Despite a near-death experience, the striker would go on to lead Manchester United to an FA Cup and European Cup win, and be part of the 1966 squad that won England its first and only World Cup.

Pat said: "He was so important for the team on the pitch. Opposition they wanted to kick him but Bobby never reacted to that.

"You know he was such a graceful player if you'd seen him running oh, absolutely fantastic the way he ran about the pitch it was just beautiful to watch."

The striker not only played great football, but also ran a tight ship as Manchester United's captain.

Pat said: "I played with Bobby so many times. He never stopped moaning, never stopped moaning on the pitch and I finished up saying to him one day, 'Bobby, we're not all as good as you!'.

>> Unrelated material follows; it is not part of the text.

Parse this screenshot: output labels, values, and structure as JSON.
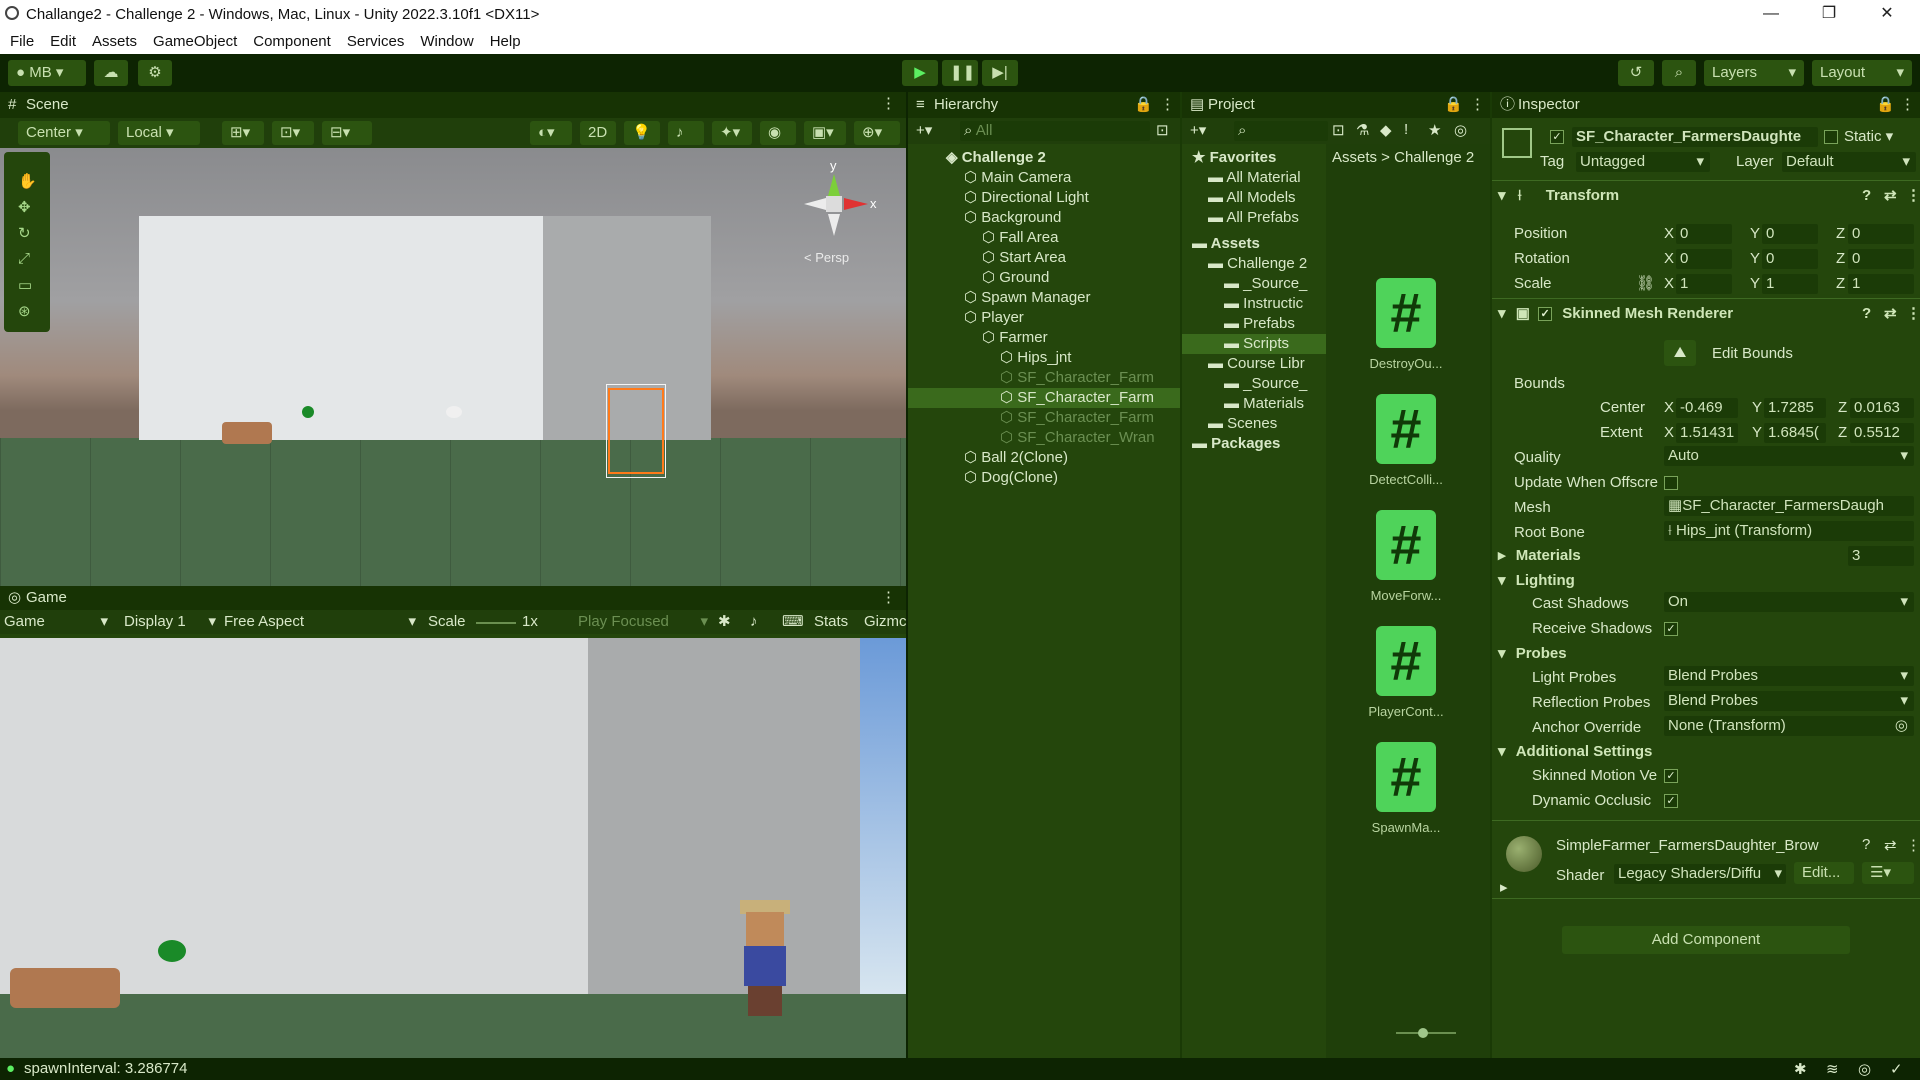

"You didn't take any notice of him after a period of time you knew that was Bobby. Bobby wanted perfection all the time."

A statue of Sir Bobby Charlton stands in front of Old Trafford, alongside George Best and Denis Law Credit: PA Images

While Crerand admits most of the world will remembered for his ability as a player, he remembers Sir Bobby Charlton as a friend.

He said: "I don't think lots of people knew him off the pitch but I remember him being the perfect gentleman.

"He was a great, great figure head for Manchester United.

"You go anywhere in the world even today and mention Bobby Charlton people know who you're talking about. Go anywhere."